Interaction of Galactic Winds and Ambient Medium: A numerical study at 2 scales

The existence of hot, x-ray and gamma-ray emitting bubbles above and below the Galactic plane and the discovery of smaller chimneys traced by radio emission have been interpreted as vestiges of jet-driven nuclear outflows from the Galactic center. I will explore two aspects of the interaction of a nuclear outflow with the gas of its host galaxy with the help of magnetohydrodynamical simulations. First, I will study the effect of jet orientation on the morphology of the resulting x-ray bubbles. Preliminary models indicate a strong dependence of morphology on jet orientation. The resulting simulation data sets will be compared to archival and new observations of the vestigial Galactic center jet. Second, I will investigate cloud entrainment in galactic outflows. Embedded in the hot gas are cold, dense cloudlets, with line-of-sight velocities of several hundred km/s, suggesting that they have been entrained in the hot outflow.

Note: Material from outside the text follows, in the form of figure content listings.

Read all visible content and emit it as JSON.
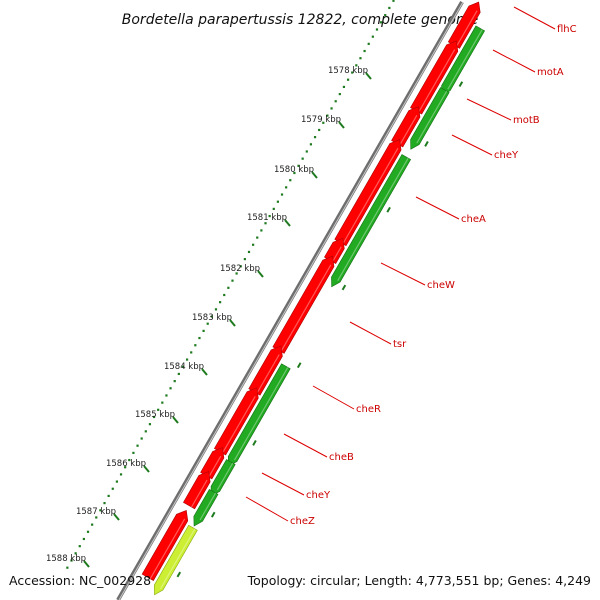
{
  "title": "Bordetella parapertussis 12822, complete genome",
  "accession": "Accession: NC_002928",
  "topology": "Topology: circular; Length: 4,773,551 bp; Genes: 4,249",
  "colors": {
    "backbone": "#888888",
    "tick": "#1e7a1e",
    "forward_gene": "#ff0000",
    "reverse_gene": "#22aa22",
    "label_line": "#dd0000"
  },
  "ticks": [
    "1578 kbp",
    "1579 kbp",
    "1580 kbp",
    "1581 kbp",
    "1582 kbp",
    "1583 kbp",
    "1584 kbp",
    "1585 kbp",
    "1586 kbp",
    "1587 kbp",
    "1588 kbp"
  ],
  "gene_labels": [
    "flhC",
    "motA",
    "motB",
    "cheY",
    "cheA",
    "cheW",
    "tsr",
    "cheR",
    "cheB",
    "cheY",
    "cheZ"
  ]
}
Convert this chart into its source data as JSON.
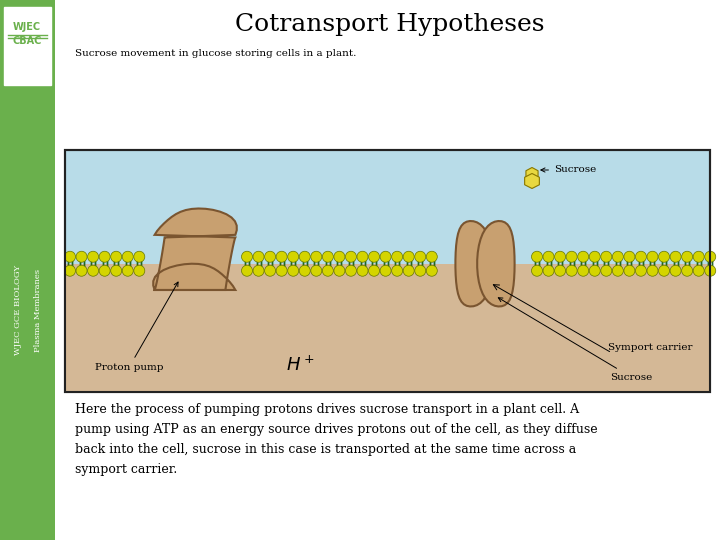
{
  "title": "Cotransport Hypotheses",
  "subtitle": "Sucrose movement in glucose storing cells in a plant.",
  "body_text": "Here the process of pumping protons drives sucrose transport in a plant cell. A\npump using ATP as an energy source drives protons out of the cell, as they diffuse\nback into the cell, sucrose in this case is transported at the same time across a\nsymport carrier.",
  "sidebar_color": "#6ab04c",
  "bg_color": "#ffffff",
  "diagram_bg_top": "#b8dce8",
  "diagram_bg_bottom": "#d4b896",
  "diagram_border": "#222222",
  "ball_color": "#d4d400",
  "ball_outline": "#667700",
  "tail_color": "#226622",
  "protein_color": "#c8a070",
  "protein_outline": "#7a5530",
  "sucrose_color": "#e8d840",
  "sucrose_outline": "#887700",
  "label_font": "DejaVu Serif",
  "title_fontsize": 18,
  "subtitle_fontsize": 7.5,
  "body_fontsize": 9,
  "label_fontsize": 7.5
}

Their morphologies resemble that of abraded cloudlets in numerical simulations of galactic outflows. Radio data suggest that at least two of the cloudlets contain molecular gas, which, given the extreme environment, is puzzling. To explore conditions for clouds and molecular gas survival in hot nuclear outflow, I will combine observations and numerical simulations. Numerical simulations containing detailed thermal, magnetic, and cosmic ray physics will be developed to explore scenario of cloud entrainment in hot outflow. The results from the simulation will be compared to near-IR spectra across the leading edges, where outflow and cloudlets presumably interact the most.